"The most significant threat to our national security is our debt," Admiral Michael Mullen, Chairman, Joint Chiefs of Staff, August 27, 2010


Monday, August 29, 2011

The Hype

Do you remember the expression that the boy president from Texas, GWB, struggled to enunciate? It goes something like this, “fool me once, shame on you; fool me twice; shame on me.”

So why did we permit the “sky is falling” fear mongers to do it to us again?

The storm of the century.

Did you run out to the store and buy a case of canned soup? Milk? Water jugs? Flashlights? Candles?

Did you turn on the TV and try to find a news program delivering the news and find only the hand wringing fools with their paper mache credentials bewailing the ferocity of the storm? If the wind doesn’t get you the surge will? Were they speaking meteorologically or metaphorically?
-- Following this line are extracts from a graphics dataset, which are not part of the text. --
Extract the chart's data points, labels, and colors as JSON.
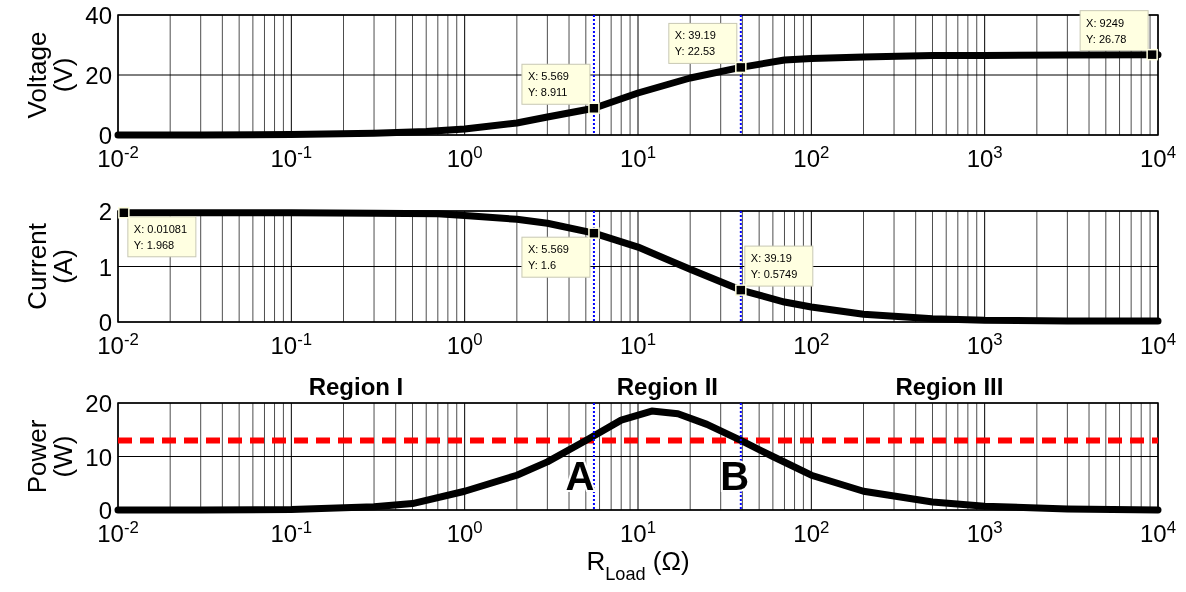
{
  "chart_data": [
    {
      "type": "line",
      "ylabel": "Voltage\n(V)",
      "log": "x",
      "grid": true,
      "xlim": [
        0.01,
        10000
      ],
      "ylim": [
        0,
        40
      ],
      "yticks": [
        0,
        20,
        40
      ],
      "xticks": [
        {
          "value": 0.01,
          "label": "10$^{-2}$"
        },
        {
          "value": 0.1,
          "label": "10$^{-1}$"
        },
        {
          "value": 1,
          "label": "10$^{0}$"
        },
        {
          "value": 10,
          "label": "10$^{1}$"
        },
        {
          "value": 100,
          "label": "10$^{2}$"
        },
        {
          "value": 1000,
          "label": "10$^{3}$"
        },
        {
          "value": 10000,
          "label": "10$^{4}$"
        }
      ],
      "series": [
        {
          "color": "#000000",
          "x": [
            0.01,
            0.03,
            0.1,
            0.3,
            0.6,
            1,
            2,
            3,
            5.569,
            10,
            20,
            39.19,
            70,
            100,
            200,
            500,
            1000,
            3000,
            9249,
            10000
          ],
          "values": [
            0,
            0,
            0.2,
            0.6,
            1.2,
            2,
            4,
            6,
            8.911,
            14,
            19,
            22.53,
            25,
            25.5,
            26,
            26.5,
            26.5,
            26.7,
            26.78,
            26.78
          ]
        }
      ],
      "ref_lines": [
        {
          "axis": "x",
          "value": 5.569,
          "color": "#0000ff",
          "line_style": "dotted"
        },
        {
          "axis": "x",
          "value": 39.19,
          "color": "#0000ff",
          "line_style": "dotted"
        }
      ],
      "annotations": [
        {
          "text": "X: 5.569\nY: 8.911",
          "x": 5.569,
          "y": 8.911
        },
        {
          "text": "X: 39.19\nY: 22.53",
          "x": 39.19,
          "y": 22.53
        },
        {
          "text": "X: 9249\nY: 26.78",
          "x": 9249,
          "y": 26.78
        }
      ]
    },
    {
      "type": "line",
      "ylabel": "Current\n(A)",
      "log": "x",
      "grid": true,
      "xlim": [
        0.01,
        10000
      ],
      "ylim": [
        0,
        2
      ],
      "yticks": [
        0,
        1,
        2
      ],
      "xticks": [
        {
          "value": 0.01,
          "label": "10$^{-2}$"
        },
        {
          "value": 0.1,
          "label": "10$^{-1}$"
        },
        {
          "value": 1,
          "label": "10$^{0}$"
        },
        {
          "value": 10,
          "label": "10$^{1}$"
        },
        {
          "value": 100,
          "label": "10$^{2}$"
        },
        {
          "value": 1000,
          "label": "10$^{3}$"
        },
        {
          "value": 10000,
          "label": "10$^{4}$"
        }
      ],
      "series": [
        {
          "color": "#000000",
          "x": [
            0.01081,
            0.03,
            0.1,
            0.3,
            0.7,
            1,
            2,
            3,
            5.569,
            10,
            20,
            39.19,
            70,
            100,
            200,
            500,
            1000,
            3000,
            10000
          ],
          "values": [
            1.968,
            1.97,
            1.97,
            1.96,
            1.95,
            1.92,
            1.85,
            1.78,
            1.6,
            1.35,
            0.95,
            0.5749,
            0.36,
            0.27,
            0.14,
            0.06,
            0.03,
            0.02,
            0.02
          ]
        }
      ],
      "ref_lines": [
        {
          "axis": "x",
          "value": 5.569,
          "color": "#0000ff",
          "line_style": "dotted"
        },
        {
          "axis": "x",
          "value": 39.19,
          "color": "#0000ff",
          "line_style": "dotted"
        }
      ],
      "annotations": [
        {
          "text": "X: 0.01081\nY: 1.968",
          "x": 0.01081,
          "y": 1.968
        },
        {
          "text": "X: 5.569\nY: 1.6",
          "x": 5.569,
          "y": 1.6
        },
        {
          "text": "X: 39.19\nY: 0.5749",
          "x": 39.19,
          "y": 0.5749
        }
      ]
    },
    {
      "type": "line",
      "ylabel": "Power\n(W)",
      "xlabel": "R$_{Load}$ (Ω)",
      "log": "x",
      "grid": true,
      "xlim": [
        0.01,
        10000
      ],
      "ylim": [
        0,
        20
      ],
      "yticks": [
        0,
        10,
        20
      ],
      "xticks": [
        {
          "value": 0.01,
          "label": "10$^{-2}$"
        },
        {
          "value": 0.1,
          "label": "10$^{-1}$"
        },
        {
          "value": 1,
          "label": "10$^{0}$"
        },
        {
          "value": 10,
          "label": "10$^{1}$"
        },
        {
          "value": 100,
          "label": "10$^{2}$"
        },
        {
          "value": 1000,
          "label": "10$^{3}$"
        },
        {
          "value": 10000,
          "label": "10$^{4}$"
        }
      ],
      "series": [
        {
          "color": "#000000",
          "x": [
            0.01,
            0.03,
            0.1,
            0.3,
            0.5,
            1,
            2,
            3,
            5,
            8,
            12,
            17,
            25,
            39.19,
            60,
            100,
            200,
            500,
            1000,
            3000,
            10000
          ],
          "values": [
            0,
            0,
            0.1,
            0.6,
            1.2,
            3.5,
            6.5,
            9,
            13,
            16.8,
            18.5,
            18,
            16,
            13,
            10,
            6.5,
            3.5,
            1.5,
            0.7,
            0.2,
            0
          ]
        }
      ],
      "ref_lines": [
        {
          "axis": "y",
          "value": 13,
          "color": "#ff0000",
          "line_style": "dashed"
        },
        {
          "axis": "x",
          "value": 5.569,
          "color": "#0000ff",
          "line_style": "dotted"
        },
        {
          "axis": "x",
          "value": 39.19,
          "color": "#0000ff",
          "line_style": "dotted"
        }
      ],
      "annotations": [
        "Region I",
        "Region II",
        "Region III",
        {
          "text": "A",
          "x": 5,
          "y": 13
        },
        {
          "text": "B",
          "x": 39.19,
          "y": 13
        }
      ]
    }
  ]
}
At this moment, please just pause and glance over to the right on this page; move your eyes upward just a bit, and read the following words under the caption Worth Pondering, “The whole aim of practical politics is to keep the populace alarmed (and hence clamorous to be led to safety) by menacing it with an endless series of hobgoblins, all of them imaginary,” H. L. Mencken. Who was this guy Mencken? He was a newspaper writer. An essayist. He succeeded and preceded a long list of fellows (mostly) who see events and circumstances and people with a bit of a jaundiced eye. And a lot of angst toward authority or unsubstantiated claims to knowledge and wisdom. Understandably politicians and government folk tend to not fare well in the view of these skeptics.

Here are some other of these recent “fool me once” situations:

Saddam has weapons of mass destruction – nukes, biological, nerve gas…

Al-Qaeda will destroy us if we don’t destroy them first…

Iran, Korea and some other place are the axis of evil. Oh, you can also add in Syria, Cuba and Somalia or Yemen or….

Putin (or Castro or Chavez or….) is a bad guy (notice how we’ve always got at least two or three bad guys at any given time...?)

Irene will devastate the east coast of America (the humor of this current scare is the difficulty in separating the bad news from the good news)

The NEA and AFT are looking out for your kids (perhaps the most tragic of all the hype/scare tactics)

Tax the rich and solve the deficit/debt problem (recent hype from the old Omaha fool)

A drug for every ailment; a treatment for every disease; live forever… (gee, why do you think health care in the US cost 2-3 times as much as most any other developed country?)

Stimulus will create jobs. Keynes said it’s so… (didn't work in 1931; ain't working in 2011)

Deficits and debt don’t matter... (this came from GWB’s sidekick, the incredibly thick skulled and about to be widely acclaimed author of more nonsense from the fear mongering neocon group)

Apparently we’ve been fooled more than twice and that’s just in the last several years. It’s all the same old crap. Scare the people. How did the kid who is now mayor of Chicago put it. “Never let a crisis go to waste.” What he meant, of course, is scare the people and get some more goodies for your voting base. In the process, you may as well help yourself.  In the past even bureaucrats didn't make a hullabaloo out of most calamities.  But a NY businessman turned mayor?  And a reform NJ governor who claims to be in favor of cutting government back?   Do we really need them running around scaring everyone under the guise of taking care of us.  Shutting down public services and ordering folk out of their homes?  Is this the role of government?  Scare and Hype?

Which is what this essay is all about. A few helping themselves to something by using hype and scare tactics. Hype and Scare. Scare and Hype. How and when did we become so gullible to scare tactics? To hype?  What happened to people who look out for themselves and their neighbors?  Responsible people?

Apparently it’s not a new phenomenon. So, lock the door, pull down the shades, pour yourself a stiff drink and think about which one of the new fools you can vote for and hope for real change this time. Oh, by the way, remember to return all that storm crap you bought to the store before it goes to waste. If only we could return the wars and the bombing and the dead and maimed and the teachers unions and the debt and all the other crap we bought because of scare and hype.

Shame on me.













1 comment:

Anonymous said...

I agree with you about scare tactics . . . but I am not sure that Irene falls into the same category as the others you've mentioned. When it comes to something as unpredictable as Mother Nature . . .isn't it better to be safe rather than sorry? Also, try telling the people of NJ that it was over-hyped.